Am 9. und 10. Mai 2011 fand in Nordrhein-Westfalen ein Workshop der Rosa Luxemburg Stiftung zu aktuellen Tendenzen, Herausforderungen und Fragen der Energiepolitik im Bundesland Nordrhein-Westfalen und in Polen statt. Organisator war die Rosa Luxemburg Stiftung in Nordrhein-Westfalen in enger Zusammenarbeit mit dem Büro Warschau der Rosa-Luxemburg-Stiftung sowie der Fraktion der Partei DIE LINKE im Düsseldorfer Landtag. Eingeladen war Andrzej Chwiluk, Vorsitzender der Bergarbeiterbranchengewerkschaft in Polen (ZZGwP), der zugleich Vizepräsident der Europäischen Föderation der Bergbau, Chemie- und Energiegewerkschaften (EMCEF) und Mitglied im Europäischen Ausschuss für Wirtschaft und Soziales, einem Konsultativorgan bei der Europäischen Union, ist. Die Landtagsfraktion war durch deren Vorsitzende Bärbel Beuermann vertreten. Für die Rosa Luxemburg Stiftung nahmen Joanna Gwiazdecka, Leiterin des Büros Warschau, und Peeter Raane, Vorsitzender der Stiftung in Nordrhein-Westfalen, teil.

Bei Gesprächen mit Vertretern der Ruhrkohle AG, der Industriegewerkschaft Bergbau, Chemie und Energie (IGBCE) und im Kraftwerksneubau Datteln IV standen Fragen wie der für das Jahr 2018 festgelegte Ausstieg aus der Steinkohlenförderung, die sozialen Perspekti-ven der betroffenen Bergarbeiter in der Region und die Steinkohle als Basis für eine Brückentechnologie zur Energiegewinnung bis zum erfolgreich vollzogenen Wandel in der Energieproduktion im Vordergrund. Andrzej Chwiluk wies in diesem Zusammenhang mehrmals auf Erfahrungen aus Polen hin, einem Land, in dem die Steinkohlenproduktion nach 2018 ohne staatliche Subventionen fortgesetzt werden soll. Da das Land bereits jetzt mit Abstand der größte Steinkohlenproduzent in der EU ist, besitzen solche Einschätzungen aus polnischer Gewerkschaftssicht ihr spezifisches Gewicht.
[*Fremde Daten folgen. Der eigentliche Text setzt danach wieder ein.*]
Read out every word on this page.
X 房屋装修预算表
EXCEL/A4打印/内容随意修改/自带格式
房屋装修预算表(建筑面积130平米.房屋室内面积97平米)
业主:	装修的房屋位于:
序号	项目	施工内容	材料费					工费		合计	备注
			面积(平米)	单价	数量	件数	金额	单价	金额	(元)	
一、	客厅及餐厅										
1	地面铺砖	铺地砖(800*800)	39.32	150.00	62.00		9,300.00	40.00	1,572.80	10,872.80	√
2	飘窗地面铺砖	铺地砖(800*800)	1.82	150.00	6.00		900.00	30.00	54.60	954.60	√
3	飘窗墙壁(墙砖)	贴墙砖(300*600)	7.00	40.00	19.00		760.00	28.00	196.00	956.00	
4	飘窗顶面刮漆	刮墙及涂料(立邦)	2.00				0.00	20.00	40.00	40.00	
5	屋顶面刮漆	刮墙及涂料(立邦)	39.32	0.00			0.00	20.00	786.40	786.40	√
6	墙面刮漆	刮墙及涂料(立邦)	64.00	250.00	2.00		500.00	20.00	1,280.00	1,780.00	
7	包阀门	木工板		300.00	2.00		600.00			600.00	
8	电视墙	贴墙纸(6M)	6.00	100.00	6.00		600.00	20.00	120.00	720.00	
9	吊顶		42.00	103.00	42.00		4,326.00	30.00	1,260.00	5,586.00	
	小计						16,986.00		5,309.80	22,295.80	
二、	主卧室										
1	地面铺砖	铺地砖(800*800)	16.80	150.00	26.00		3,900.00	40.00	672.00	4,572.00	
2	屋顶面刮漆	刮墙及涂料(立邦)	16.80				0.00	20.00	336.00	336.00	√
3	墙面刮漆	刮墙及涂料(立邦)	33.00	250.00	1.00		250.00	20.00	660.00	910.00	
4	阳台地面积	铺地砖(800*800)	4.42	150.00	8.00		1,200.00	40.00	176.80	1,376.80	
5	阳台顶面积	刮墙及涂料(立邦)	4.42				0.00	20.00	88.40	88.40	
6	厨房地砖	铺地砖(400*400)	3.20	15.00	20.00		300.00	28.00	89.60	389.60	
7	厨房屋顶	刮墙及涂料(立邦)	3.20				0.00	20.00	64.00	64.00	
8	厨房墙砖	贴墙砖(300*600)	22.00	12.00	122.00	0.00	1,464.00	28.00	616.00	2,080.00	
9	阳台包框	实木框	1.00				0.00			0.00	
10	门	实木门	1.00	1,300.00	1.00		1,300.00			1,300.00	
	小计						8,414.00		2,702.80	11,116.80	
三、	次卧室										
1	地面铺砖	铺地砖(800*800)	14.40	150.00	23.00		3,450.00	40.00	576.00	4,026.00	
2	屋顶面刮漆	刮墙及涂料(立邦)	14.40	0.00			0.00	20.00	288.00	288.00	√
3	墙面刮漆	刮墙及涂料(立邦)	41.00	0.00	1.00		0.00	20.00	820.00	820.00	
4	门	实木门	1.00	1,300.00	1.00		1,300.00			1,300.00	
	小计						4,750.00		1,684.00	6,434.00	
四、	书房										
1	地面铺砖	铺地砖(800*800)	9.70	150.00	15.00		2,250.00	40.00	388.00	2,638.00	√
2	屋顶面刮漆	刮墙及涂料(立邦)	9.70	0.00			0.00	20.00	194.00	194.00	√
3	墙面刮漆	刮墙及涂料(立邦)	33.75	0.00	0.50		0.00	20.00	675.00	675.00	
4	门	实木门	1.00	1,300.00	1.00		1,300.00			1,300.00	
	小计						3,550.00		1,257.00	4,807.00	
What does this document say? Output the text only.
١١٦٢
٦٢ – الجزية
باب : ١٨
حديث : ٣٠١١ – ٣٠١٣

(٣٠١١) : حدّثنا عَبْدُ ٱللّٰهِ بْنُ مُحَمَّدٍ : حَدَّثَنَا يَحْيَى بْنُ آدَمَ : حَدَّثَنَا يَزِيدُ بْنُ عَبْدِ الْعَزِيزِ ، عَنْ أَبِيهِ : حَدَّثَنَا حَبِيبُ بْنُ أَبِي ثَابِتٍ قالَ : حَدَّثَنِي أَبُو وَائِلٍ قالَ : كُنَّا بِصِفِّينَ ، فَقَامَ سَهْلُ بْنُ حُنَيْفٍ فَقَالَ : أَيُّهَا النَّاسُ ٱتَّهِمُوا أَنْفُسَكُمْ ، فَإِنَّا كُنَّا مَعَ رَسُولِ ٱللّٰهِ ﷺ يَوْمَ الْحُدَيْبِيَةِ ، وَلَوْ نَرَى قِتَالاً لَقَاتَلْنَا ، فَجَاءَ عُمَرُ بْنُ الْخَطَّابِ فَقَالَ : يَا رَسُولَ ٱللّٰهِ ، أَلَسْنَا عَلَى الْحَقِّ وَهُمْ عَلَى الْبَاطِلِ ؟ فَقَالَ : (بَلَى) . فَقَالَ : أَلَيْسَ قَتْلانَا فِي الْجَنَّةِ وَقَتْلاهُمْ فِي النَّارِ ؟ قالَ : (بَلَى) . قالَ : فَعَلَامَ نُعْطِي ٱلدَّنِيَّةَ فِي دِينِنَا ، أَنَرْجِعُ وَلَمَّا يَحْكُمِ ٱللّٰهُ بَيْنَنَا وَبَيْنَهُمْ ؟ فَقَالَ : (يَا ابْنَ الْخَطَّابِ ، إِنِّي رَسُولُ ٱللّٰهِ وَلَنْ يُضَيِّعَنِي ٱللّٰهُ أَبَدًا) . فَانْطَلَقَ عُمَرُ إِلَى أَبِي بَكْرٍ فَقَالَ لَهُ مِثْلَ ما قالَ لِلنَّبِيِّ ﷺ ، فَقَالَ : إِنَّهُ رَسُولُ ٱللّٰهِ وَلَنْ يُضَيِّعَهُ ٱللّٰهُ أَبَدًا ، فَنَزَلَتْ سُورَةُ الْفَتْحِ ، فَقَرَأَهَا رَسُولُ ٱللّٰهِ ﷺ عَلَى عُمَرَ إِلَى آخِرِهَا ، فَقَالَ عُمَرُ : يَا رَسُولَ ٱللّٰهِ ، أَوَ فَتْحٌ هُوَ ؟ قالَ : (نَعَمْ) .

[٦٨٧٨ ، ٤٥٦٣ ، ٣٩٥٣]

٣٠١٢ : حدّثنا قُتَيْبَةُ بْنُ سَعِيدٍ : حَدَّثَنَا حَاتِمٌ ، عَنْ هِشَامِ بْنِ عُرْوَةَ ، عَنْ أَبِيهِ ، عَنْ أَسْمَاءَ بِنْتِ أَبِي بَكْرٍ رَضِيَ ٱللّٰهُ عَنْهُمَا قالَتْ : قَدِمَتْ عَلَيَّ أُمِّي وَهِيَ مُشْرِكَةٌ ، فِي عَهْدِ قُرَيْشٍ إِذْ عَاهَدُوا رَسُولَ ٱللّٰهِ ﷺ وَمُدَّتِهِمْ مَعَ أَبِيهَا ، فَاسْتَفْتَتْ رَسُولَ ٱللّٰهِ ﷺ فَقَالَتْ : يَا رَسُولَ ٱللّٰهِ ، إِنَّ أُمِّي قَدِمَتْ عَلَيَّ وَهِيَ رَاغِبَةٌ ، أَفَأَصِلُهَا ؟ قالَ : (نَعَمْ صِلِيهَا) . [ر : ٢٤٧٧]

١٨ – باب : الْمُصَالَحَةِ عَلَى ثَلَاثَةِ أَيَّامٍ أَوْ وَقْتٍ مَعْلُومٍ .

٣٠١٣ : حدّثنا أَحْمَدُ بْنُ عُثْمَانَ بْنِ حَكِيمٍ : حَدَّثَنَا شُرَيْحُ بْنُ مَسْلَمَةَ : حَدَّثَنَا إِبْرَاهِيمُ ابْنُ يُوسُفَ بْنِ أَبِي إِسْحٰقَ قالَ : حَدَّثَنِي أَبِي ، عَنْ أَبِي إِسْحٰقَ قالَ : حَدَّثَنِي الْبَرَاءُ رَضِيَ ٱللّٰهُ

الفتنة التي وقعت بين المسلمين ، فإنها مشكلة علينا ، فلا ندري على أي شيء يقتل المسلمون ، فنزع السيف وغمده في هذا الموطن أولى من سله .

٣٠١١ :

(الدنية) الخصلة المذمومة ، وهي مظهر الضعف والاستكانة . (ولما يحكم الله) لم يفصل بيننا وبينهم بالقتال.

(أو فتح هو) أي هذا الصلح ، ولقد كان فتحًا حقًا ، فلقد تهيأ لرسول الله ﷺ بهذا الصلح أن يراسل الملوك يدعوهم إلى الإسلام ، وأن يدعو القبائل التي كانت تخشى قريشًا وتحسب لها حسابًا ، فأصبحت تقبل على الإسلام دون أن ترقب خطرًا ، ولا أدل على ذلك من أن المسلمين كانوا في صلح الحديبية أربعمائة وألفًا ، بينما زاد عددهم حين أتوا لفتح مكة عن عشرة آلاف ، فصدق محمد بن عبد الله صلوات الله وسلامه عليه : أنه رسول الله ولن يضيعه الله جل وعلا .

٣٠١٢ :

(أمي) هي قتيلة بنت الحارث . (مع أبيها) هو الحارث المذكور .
Im neu strukturierten Ministerium für Klimaschutz, Umwelt, Landwirtschaft, Natur- und Verbraucherschutz Nordrhein-Westfalens wurde zum einen auf strukturelle Ähnlichkeiten zur Kohle- und Industrieregion Śląsk in Polen verwiesen, andererseits aber mit Nachdruck auf den sich bereits seit einigen Jahrzehnten vollziehenden Strukturwandel insbesondere auch im Ruhrgebiet verwiesen, in dessen Ergebnis das Land Nordrhein-Westfalen mittelfristig eine Energiewende vollziehen wird. Die traditionellen fossilen Energieträger werden an Bedeutung verlieren, alternative Quellen einen sehr viel größeren Anteil am so genannten Energiemix bekommen als heute. Die ehrgeizigen Ziele des Ministeriums, etwa den Anteil der Windenergie von derzeit 3 Prozent bis zum Jahre 2020 auf 15 Prozent zu erhöhen, zeigen an, wie viel sich im traditionellen Kohleland in den kommenden Jahren auf diesem Gebiet bewegen soll. Andrzej Chwiluk unterstrich, wie wichtig in solchen Prozessen eines tief greifenden Strukturwandels der Dialog zwischen den verschiedenen gesellschaftlichen und politischen Kräften sei.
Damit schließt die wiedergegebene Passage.